Although fraud will not “disappear overnight”, the system will “lay a basis for a major offensive in our national effort to push back the frontiers of fraud and corruption,” says Dlamini-Zuma. “The Online Fingerprint Verification System is indeed a simple but sophisticated war against fraud and corruption.”
First to market
FNB says it has tested and rolled out the system and is “the first bank in SA to have the system fully implemented in more than 100 branches nationwide”. The bank explains the real-time verification system is live in 160 branches, of which more than 130 are EasyPlan outlets, which is its low-cost banking model.
“With the rise in identity theft, it is crucial that we adopt measures that not only protect us as a bank, but also protect our customers. Biometrics verification is one way to build trust with our customers,” says CEO of FNB Smart Solutions Line Wiid.
FNB has been piloting biometric verification in its EasyPlan branch environment since July. Absa also claims to be the first bank to go live with the system, which has been piloted since last year.
Alfred Ramosedi, Absa's managing executive for Face-to-Face Channels, says during the pilot at seven Absa branches, seven fraudulent cases were uncovered in which people tried to use dead people's identities to open bank accounts.

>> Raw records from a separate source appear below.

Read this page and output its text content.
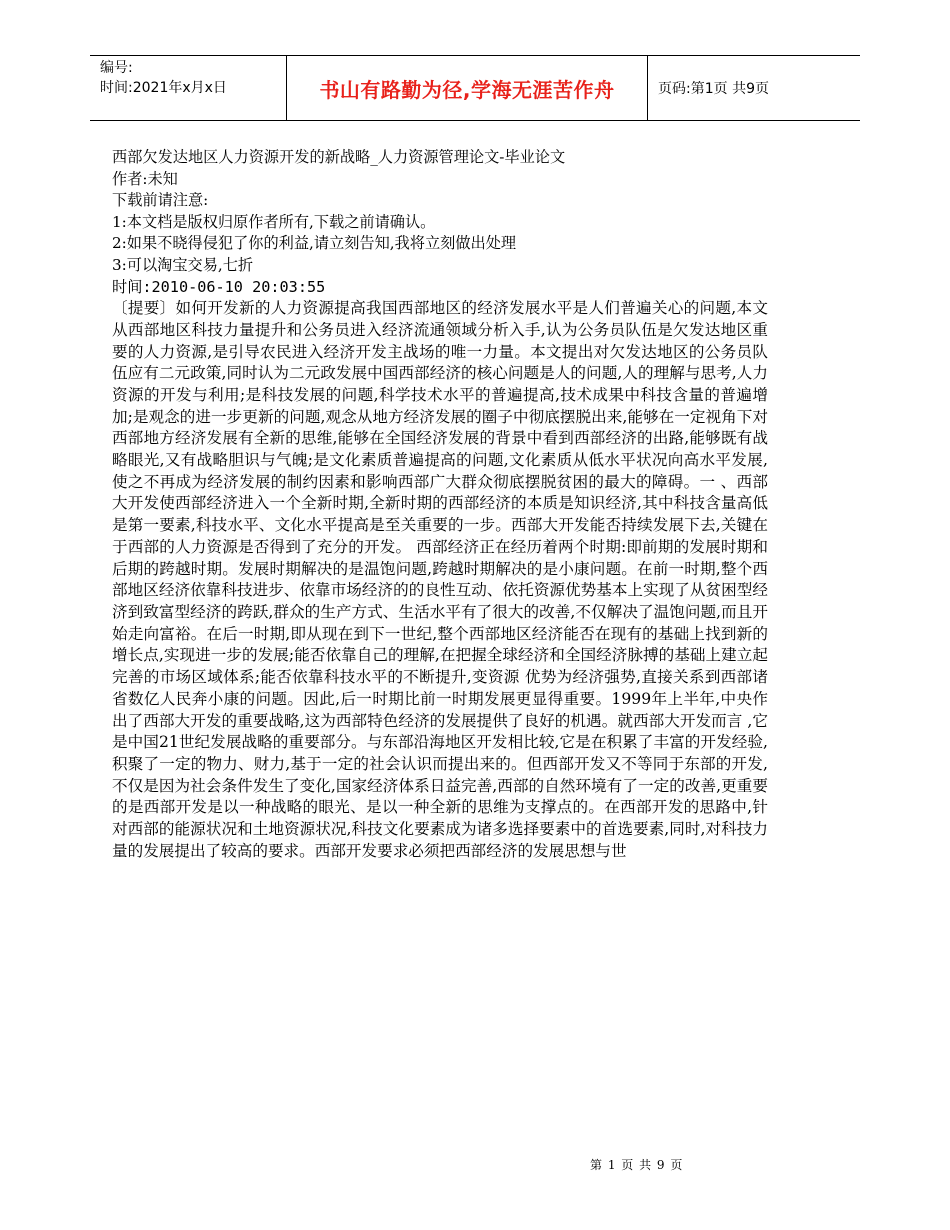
编号:
时间:2021年x月x日	书山有路勤为径,学海无涯苦作舟	页码:第1页 共9页
西部欠发达地区人力资源开发的新战略_人力资源管理论文-毕业论文
作者:未知
下载前请注意:
1:本文档是版权归原作者所有,下载之前请确认。
2:如果不晓得侵犯了你的利益,请立刻告知,我将立刻做出处理
3:可以淘宝交易,七折
时间:2010-06-10 20:03:55
〔提要〕如何开发新的人力资源提高我国西部地区的经济发展水平是人们普遍关心的问题,本文从西部地区科技力量提升和公务员进入经济流通领域分析入手,认为公务员队伍是欠发达地区重要的人力资源,是引导农民进入经济开发主战场的唯一力量。本文提出对欠发达地区的公务员队伍应有二元政策,同时认为二元政发展中国西部经济的核心问题是人的问题,人的理解与思考,人力资源的开发与利用;是科技发展的问题,科学技术水平的普遍提高,技术成果中科技含量的普遍增加;是观念的进一步更新的问题,观念从地方经济发展的圈子中彻底摆脱出来,能够在一定视角下对西部地方经济发展有全新的思维,能够在全国经济发展的背景中看到西部经济的出路,能够既有战略眼光,又有战略胆识与气魄;是文化素质普遍提高的问题,文化素质从低水平状况向高水平发展,使之不再成为经济发展的制约因素和影响西部广大群众彻底摆脱贫困的最大的障碍。一 、西部大开发使西部经济进入一个全新时期,全新时期的西部经济的本质是知识经济,其中科技含量高低是第一要素,科技水平、文化水平提高是至关重要的一步。西部大开发能否持续发展下去,关键在于西部的人力资源是否得到了充分的开发。 西部经济正在经历着两个时期:即前期的发展时期和后期的跨越时期。发展时期解决的是温饱问题,跨越时期解决的是小康问题。在前一时期,整个西部地区经济依靠科技进步、依靠市场经济的的良性互动、依托资源优势基本上实现了从贫困型经济到致富型经济的跨跃,群众的生产方式、生活水平有了很大的改善,不仅解决了温饱问题,而且开始走向富裕。在后一时期,即从现在到下一世纪,整个西部地区经济能否在现有的基础上找到新的增长点,实现进一步的发展;能否依靠自己的理解,在把握全球经济和全国经济脉搏的基础上建立起完善的市场区域体系;能否依靠科技水平的不断提升,变资源 优势为经济强势,直接关系到西部诸省数亿人民奔小康的问题。因此,后一时期比前一时期发展更显得重要。1999年上半年,中央作出了西部大开发的重要战略,这为西部特色经济的发展提供了良好的机遇。就西部大开发而言 ,它是中国21世纪发展战略的重要部分。与东部沿海地区开发相比较,它是在积累了丰富的开发经验,积聚了一定的物力、财力,基于一定的社会认识而提出来的。但西部开发又不等同于东部的开发,不仅是因为社会条件发生了变化,国家经济体系日益完善,西部的自然环境有了一定的改善,更重要的是西部开发是以一种战略的眼光、是以一种全新的思维为支撑点的。在西部开发的思路中,针对西部的能源状况和土地资源状况,科技文化要素成为诸多选择要素中的首选要素,同时,对科技力量的发展提出了较高的要求。西部开发要求必须把西部经济的发展思想与世
第 1 页 共 9 页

Nedbank's managing executive for consumer banking, Ciko Thomas, says the system is a “big milestone” as it will improve security to cut down on identity theft. “Clients are inconvenienced and their privacy violated when their identity is taken over to defraud them,” says Thomas.

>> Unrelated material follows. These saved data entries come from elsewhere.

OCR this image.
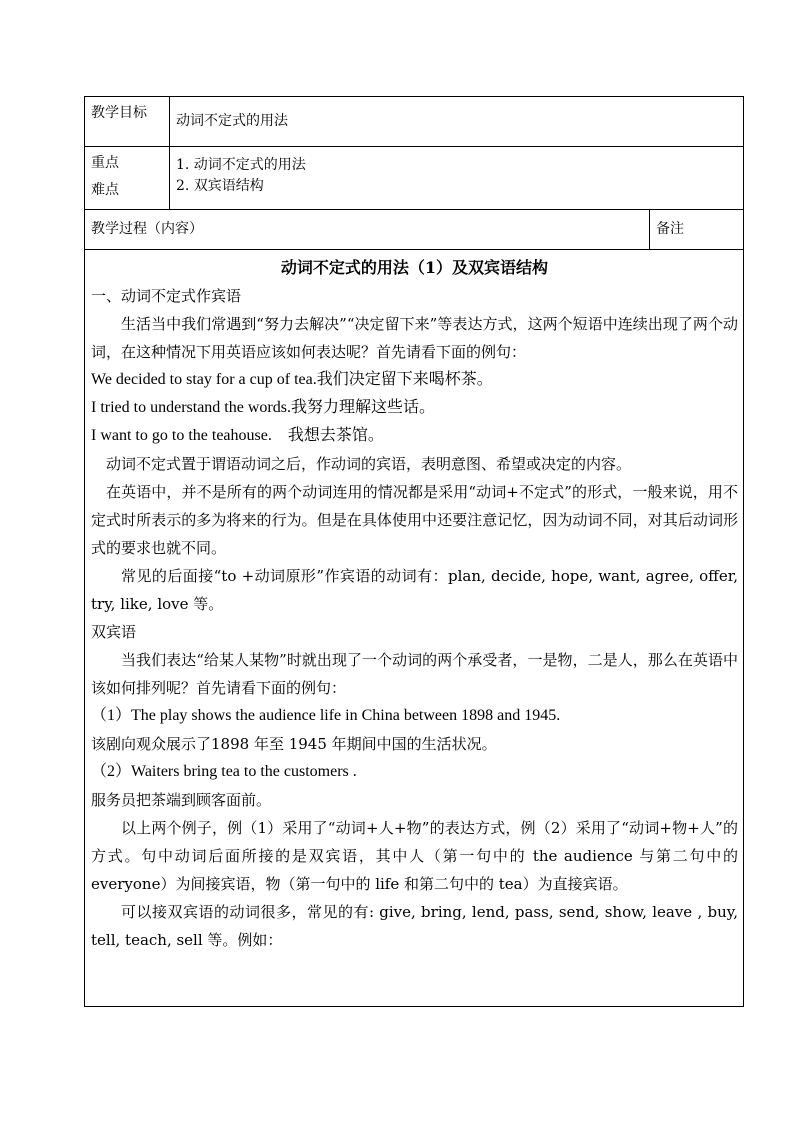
教学目标	动词不定式的用法
重点
难点
1. 动词不定式的用法
2. 双宾语结构
教学过程（内容）	备注

动词不定式的用法（1）及双宾语结构

一、动词不定式作宾语

生活当中我们常遇到“努力去解决”“决定留下来”等表达方式，这两个短语中连续出现了两个动词，在这种情况下用英语应该如何表达呢？首先请看下面的例句：

We decided to stay for a cup of tea.我们决定留下来喝杯茶。

I tried to understand the words.我努力理解这些话。

I want to go to the teahouse.    我想去茶馆。

动词不定式置于谓语动词之后，作动词的宾语，表明意图、希望或决定的内容。

在英语中，并不是所有的两个动词连用的情况都是采用“动词+不定式”的形式，一般来说，用不定式时所表示的多为将来的行为。但是在具体使用中还要注意记忆，因为动词不同，对其后动词形式的要求也就不同。

常见的后面接“to +动词原形”作宾语的动词有：plan, decide, hope, want, agree, offer, try, like, love 等。

双宾语

当我们表达“给某人某物”时就出现了一个动词的两个承受者，一是物，二是人，那么在英语中该如何排列呢？首先请看下面的例句：

（1）The play shows the audience life in China between 1898 and 1945.

该剧向观众展示了1898 年至 1945 年期间中国的生活状况。

（2）Waiters bring tea to the customers .

服务员把茶端到顾客面前。

以上两个例子，例（1）采用了“动词+人+物”的表达方式，例（2）采用了“动词+物+人”的方式。句中动词后面所接的是双宾语，其中人（第一句中的 the audience 与第二句中的 everyone）为间接宾语，物（第一句中的 life 和第二句中的 tea）为直接宾语。

可以接双宾语的动词很多，常见的有: give, bring, lend, pass, send, show, leave , buy, tell, teach, sell 等。例如：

Where needed, scanners will be installed by the bank, but the cost will not be passed onto the public, says Thomas. He explains the process is specific to each bank and Nedbank's system will involve asking clients if they wish to sign up.
Fingerprints will then be scanned and sent to home affairs. If verification is successful, the client's prints are stored, says Thomas.
Should the check fail, the results will be confirmed with the department's call centre and appropriate action taken; either the client's status will be updated or the customer will be sent back to home affairs to have their prints scanned again, Thomas explains.
After verification, clients will no longer need an ID book, says Thomas. However, the bank will also take clients' photos as an additional security measure.
Safe and secure
Thomas says people are likely to be concerned about the technology due to a lack of knowledge and the possibility of theft of their biometric data. However, the bank has strict security protocols and the process is voluntary, he notes.
Managing partner of IT advisory at KPMG Frank Rizzo says there must be security mechanisms to safeguard customer identity data.
“If the data around your fingerprint gets compromised, this can't be changed like a PIN – your fingerprint is your fingerprint.”
Rizzo explains that the concern is that fingerprints are being shared over a wide network now. However, the initiative is a “step in the right direction”.
The programme is a “big deal” as this is, as far as Rizzo is aware, the first time biometric identification is being used on such a large scale.
According to Sabric, individual banks will liaise directly with current and prospective customers on their processes concerning the implementation of the capability.